A. Kegiatan Pendahuluan
Sesuai dengan standar proses, yang dilakukan guru pada kegiatan pendahuluan: a) menyiapkan siswa secara psikis dan fisik untuk mengikuti proses pembelajaran, b) mengajukan pertanyaan-pertanyaan yang mengaitkan pengetahuan sebelumnya dengan materi yang akan dipelajari, c) menjelaskan tujuan pembelajaran atau kompetensi dasar yang akan dicapai, dan d) menyampaikan cakupan materi dan penjelasan uraian kegiatan sesuai silabus. Beberapa contoh kegiatan yang dilakukan untuk menanamkan karakter dalam kegiatan pendahuluan:
  1. Guru datang tepat waktu (contoh nilai yang ditanamkan: disiplin) 
  2. Guru mengucapkan salam dengan ramah kepada siswa ketika memasuki ruang kelas (contoh nilai yang ditanamkan: santun, peduli) 
  3. Berdoa sebelum membuka pelajaran (contoh nilai yang ditanamkan: religius) 
  4. Mengecek kehadiran siswa (contoh nilai yang ditanamkan: disiplin, rajin) 
  5. Mendoakan siswa yang tidak hadir karena sakit atau karena halangan lainnya (contoh nilai yang ditanamkan: religius, peduli) 
  6. Memastikan bahwa setiap siswa datang tepat waktu (contoh nilai yang ditanamkan: disiplin) 
  7. Menegur siswa yang terlambat dengan sopan (contoh nilai yang ditanamkan: disiplin, santun, peduli
  8. Mengaitkan materi/kompetensi yang akan dipelajari dengan karakter
  9. Dengan merujuk pada silabus, RPP, dan bahan ajar, menyampaikan butir karakter yang hendak dikembangkan selain yang terkait dengan SK/KD
B.     Kegiatan Inti
Berdasarkan standar proses, kegiatan inti terbagi atas tiga tahap, yaitu: eksplorasi, elaborasi, dan konfirmasi. Berikut beberapa contoh kegiatan dalam proses pembelajaran pada tahap eksplorasi, elaborasi, dan konfirmasi yang dapat dilakukan untuk membantu siswa mengembangkan karakter.

a. Tahap Eksplorasi
Pada tahap eksplorasi siswa difasilitasi untuk memperoleh pengetahuan dan keterampilan dan mengembangkan sikap melalui kegiatan pembelajaran yang berpusat pada siswa. Kegiatan yang dilakukan:
  1. Melibatkan siswa mencari informasi yang luas dan dalam tentang topik/tema materi yang dipelajari dengan menerapkan prinsip alam takambang dari guru dan belajar dari aneka sumber (contoh nilai yang ditanamkan: mandiri, berfikir logis, kreatif, kerjasama) 

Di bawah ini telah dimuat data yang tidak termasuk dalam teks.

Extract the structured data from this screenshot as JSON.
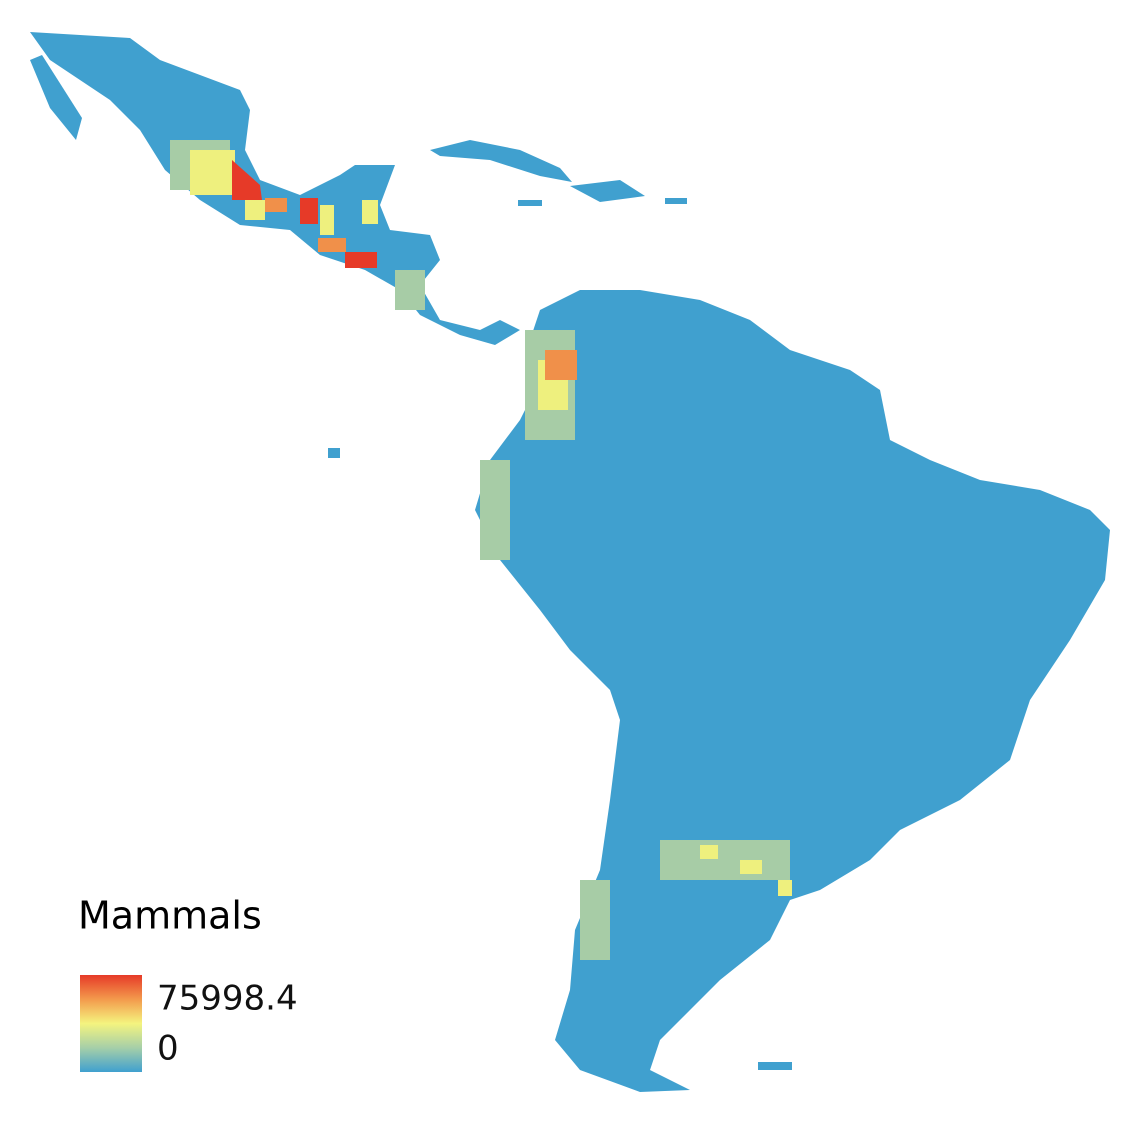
{
  "legend": {
    "title": "Mammals",
    "max": 75998.4,
    "min": 0
  }
}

  2. Menggunakan beragam pendekatan pembelajaran, media pembelajaran, dan sumber belajar lain (contoh nilai yang ditanamkan: kreatif, kerja keras) 

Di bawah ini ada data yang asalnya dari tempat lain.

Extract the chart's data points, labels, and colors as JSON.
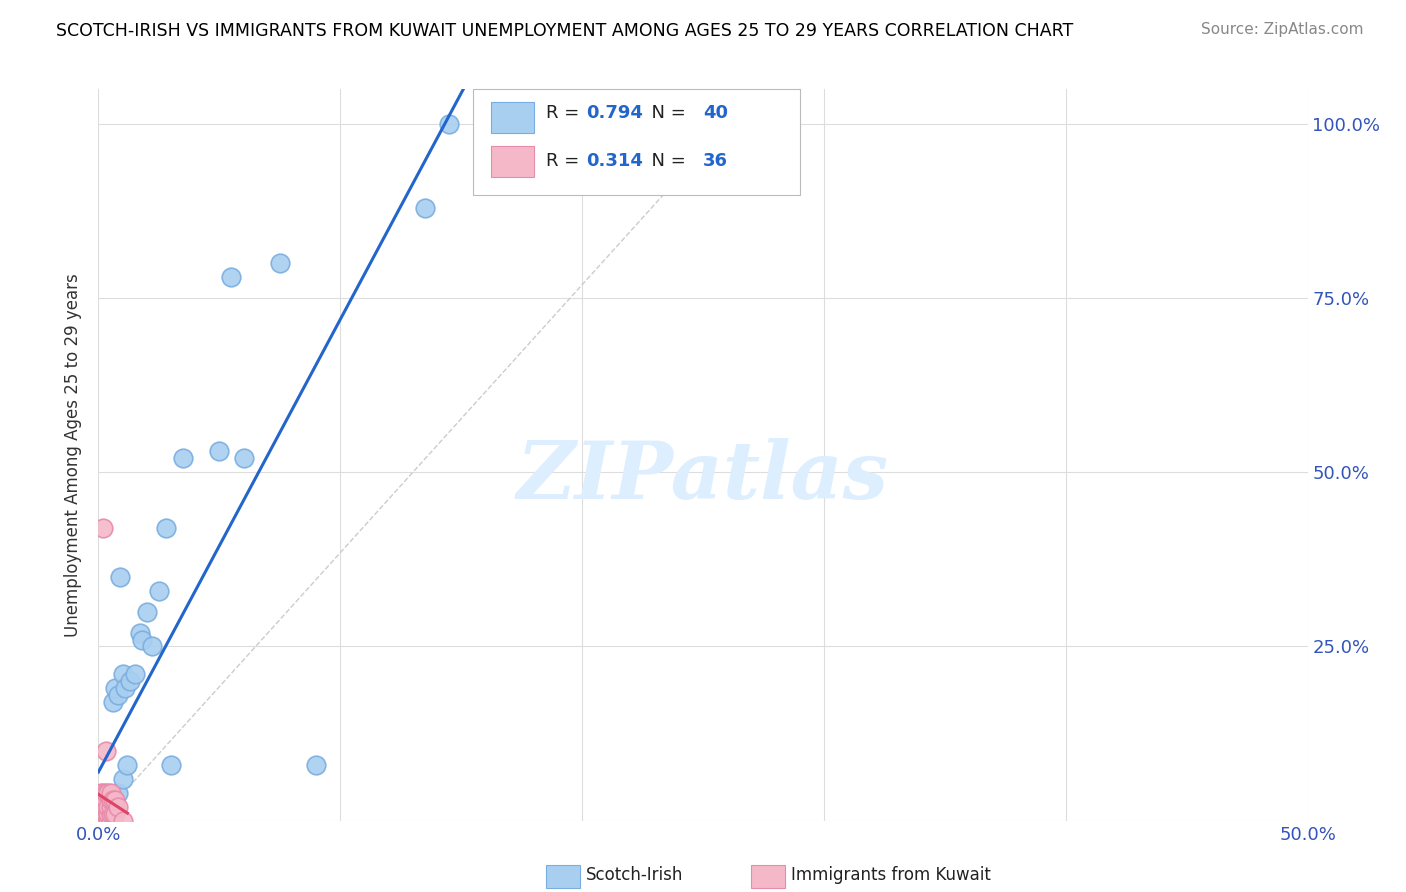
{
  "title": "SCOTCH-IRISH VS IMMIGRANTS FROM KUWAIT UNEMPLOYMENT AMONG AGES 25 TO 29 YEARS CORRELATION CHART",
  "source": "Source: ZipAtlas.com",
  "ylabel": "Unemployment Among Ages 25 to 29 years",
  "xmin": 0.0,
  "xmax": 0.5,
  "ymin": 0.0,
  "ymax": 1.05,
  "blue_color": "#a8cff0",
  "blue_edge": "#7aaee0",
  "pink_color": "#f5b8c8",
  "pink_edge": "#e88aaa",
  "line_blue": "#2266cc",
  "line_pink": "#dd4466",
  "ref_line_color": "#cccccc",
  "watermark_color": "#ddeeff",
  "background_color": "#ffffff",
  "grid_color": "#dddddd",
  "scotch_irish_x": [
    0.001,
    0.001,
    0.002,
    0.002,
    0.003,
    0.003,
    0.003,
    0.004,
    0.004,
    0.005,
    0.005,
    0.005,
    0.006,
    0.006,
    0.007,
    0.007,
    0.008,
    0.008,
    0.009,
    0.01,
    0.01,
    0.011,
    0.012,
    0.013,
    0.015,
    0.017,
    0.018,
    0.02,
    0.022,
    0.025,
    0.028,
    0.03,
    0.035,
    0.05,
    0.055,
    0.06,
    0.075,
    0.09,
    0.135,
    0.145
  ],
  "scotch_irish_y": [
    0.0,
    0.01,
    0.0,
    0.01,
    0.0,
    0.01,
    0.02,
    0.01,
    0.02,
    0.0,
    0.01,
    0.03,
    0.02,
    0.17,
    0.02,
    0.19,
    0.04,
    0.18,
    0.35,
    0.06,
    0.21,
    0.19,
    0.08,
    0.2,
    0.21,
    0.27,
    0.26,
    0.3,
    0.25,
    0.33,
    0.42,
    0.08,
    0.52,
    0.53,
    0.78,
    0.52,
    0.8,
    0.08,
    0.88,
    1.0
  ],
  "kuwait_x": [
    0.0,
    0.0,
    0.0,
    0.0,
    0.001,
    0.001,
    0.001,
    0.001,
    0.001,
    0.002,
    0.002,
    0.002,
    0.002,
    0.002,
    0.002,
    0.003,
    0.003,
    0.003,
    0.003,
    0.003,
    0.003,
    0.004,
    0.004,
    0.004,
    0.004,
    0.005,
    0.005,
    0.005,
    0.005,
    0.005,
    0.006,
    0.006,
    0.007,
    0.007,
    0.008,
    0.01
  ],
  "kuwait_y": [
    0.0,
    0.0,
    0.01,
    0.02,
    0.0,
    0.0,
    0.01,
    0.02,
    0.04,
    0.0,
    0.01,
    0.02,
    0.03,
    0.04,
    0.42,
    0.0,
    0.01,
    0.02,
    0.03,
    0.04,
    0.1,
    0.0,
    0.01,
    0.02,
    0.04,
    0.0,
    0.01,
    0.02,
    0.03,
    0.04,
    0.01,
    0.03,
    0.01,
    0.03,
    0.02,
    0.0
  ]
}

  3. Memfasilitasi terjadinya interaksi antarsiswa serta antara siswa dengan guru, lingkungan, dan sumber belajar lainnya (contoh nilai yang ditanamkan: kerjasama, saling menghargai, peduli lingkungan) 
  4. Melibatkan siswa secara aktif dalam setiap kegiatan pembelajaran (contoh nilai yang ditanamkan: rasa percaya diri, mandiri) 

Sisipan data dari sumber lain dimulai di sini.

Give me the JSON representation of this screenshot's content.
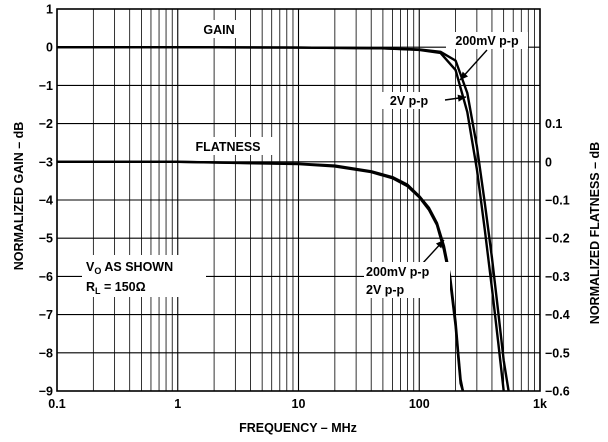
{
  "chart_data": {
    "type": "line",
    "xlabel": "FREQUENCY – MHz",
    "ylabel_left": "NORMALIZED GAIN – dB",
    "ylabel_right": "NORMALIZED FLATNESS – dB",
    "x_scale": "log",
    "xlim": [
      0.1,
      1000
    ],
    "ylim_left": [
      -9,
      1
    ],
    "ylim_right": [
      -0.6,
      0.1
    ],
    "x_ticks": [
      "0.1",
      "1",
      "10",
      "100",
      "1k"
    ],
    "y_ticks_left": [
      "1",
      "0",
      "−1",
      "−2",
      "−3",
      "−4",
      "−5",
      "−6",
      "−7",
      "−8",
      "−9"
    ],
    "y_ticks_right": [
      "0.1",
      "0",
      "−0.1",
      "−0.2",
      "−0.3",
      "−0.4",
      "−0.5",
      "−0.6"
    ],
    "grid": true,
    "series": [
      {
        "axis": "left",
        "label": "200mV p-p",
        "x": [
          0.1,
          1,
          10,
          50,
          100,
          150,
          200,
          250,
          300,
          350,
          400,
          450,
          500,
          550
        ],
        "y": [
          0,
          0,
          -0.01,
          -0.03,
          -0.06,
          -0.12,
          -0.35,
          -1.2,
          -2.6,
          -4.1,
          -5.5,
          -6.9,
          -8.2,
          -9
        ]
      },
      {
        "axis": "left",
        "label": "2V p-p",
        "x": [
          0.1,
          1,
          10,
          50,
          100,
          150,
          200,
          250,
          300,
          350,
          400,
          450,
          500
        ],
        "y": [
          0,
          0,
          -0.01,
          -0.03,
          -0.07,
          -0.15,
          -0.6,
          -1.7,
          -3.2,
          -4.8,
          -6.3,
          -7.7,
          -9
        ]
      },
      {
        "axis": "right",
        "label": "200mV p-p",
        "x": [
          0.1,
          1,
          10,
          20,
          40,
          60,
          80,
          100,
          120,
          140,
          160,
          180,
          200,
          210,
          220,
          230
        ],
        "y": [
          0,
          0,
          -0.005,
          -0.01,
          -0.025,
          -0.04,
          -0.06,
          -0.09,
          -0.12,
          -0.16,
          -0.22,
          -0.3,
          -0.42,
          -0.5,
          -0.57,
          -0.6
        ]
      },
      {
        "axis": "right",
        "label": "2V p-p",
        "x": [
          0.1,
          1,
          10,
          20,
          40,
          60,
          80,
          100,
          120,
          140,
          160,
          180,
          200,
          210,
          220,
          230
        ],
        "y": [
          0,
          0,
          -0.006,
          -0.012,
          -0.027,
          -0.043,
          -0.064,
          -0.093,
          -0.125,
          -0.165,
          -0.23,
          -0.31,
          -0.43,
          -0.51,
          -0.58,
          -0.6
        ]
      }
    ],
    "annotations": {
      "gain": "GAIN",
      "flatness": "FLATNESS",
      "gain_200mv": "200mV p-p",
      "gain_2v": "2V p-p",
      "flat_200mv": "200mV p-p",
      "flat_2v": "2V p-p",
      "conditions_line1_main": "V",
      "conditions_line1_sub": "O",
      "conditions_line1_rest": " AS SHOWN",
      "conditions_line2_main": "R",
      "conditions_line2_sub": "L",
      "conditions_line2_rest": " = 150Ω"
    }
  }
}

  5. Memfasilitasi siswa melakukan percobaan di laboratorium, studio, atau lapangan (contoh nilai yang ditanamkan: mandiri, kerjasama, kerja keras)
b. Elaborasi
Pada tahap elaborasi, siswa diberi peluang untuk memperoleh pengetahuan dan keterampilan serta sikap lebih lanjut melalui sumber-sumber dan kegiatan-kegiatan pembelajaran lainnya sehingga pengetahuan, keterampilan, dan sikap siswa lebih luas dan dalam. Kegiatan yang dilakukan:
  1. Membiasakan siswa membaca dan menulis yang beragam melalui tugas-tugas tertentu yang bermakna (contoh nilai yang ditanamkan: cinta ilmu, kreatif, logis) 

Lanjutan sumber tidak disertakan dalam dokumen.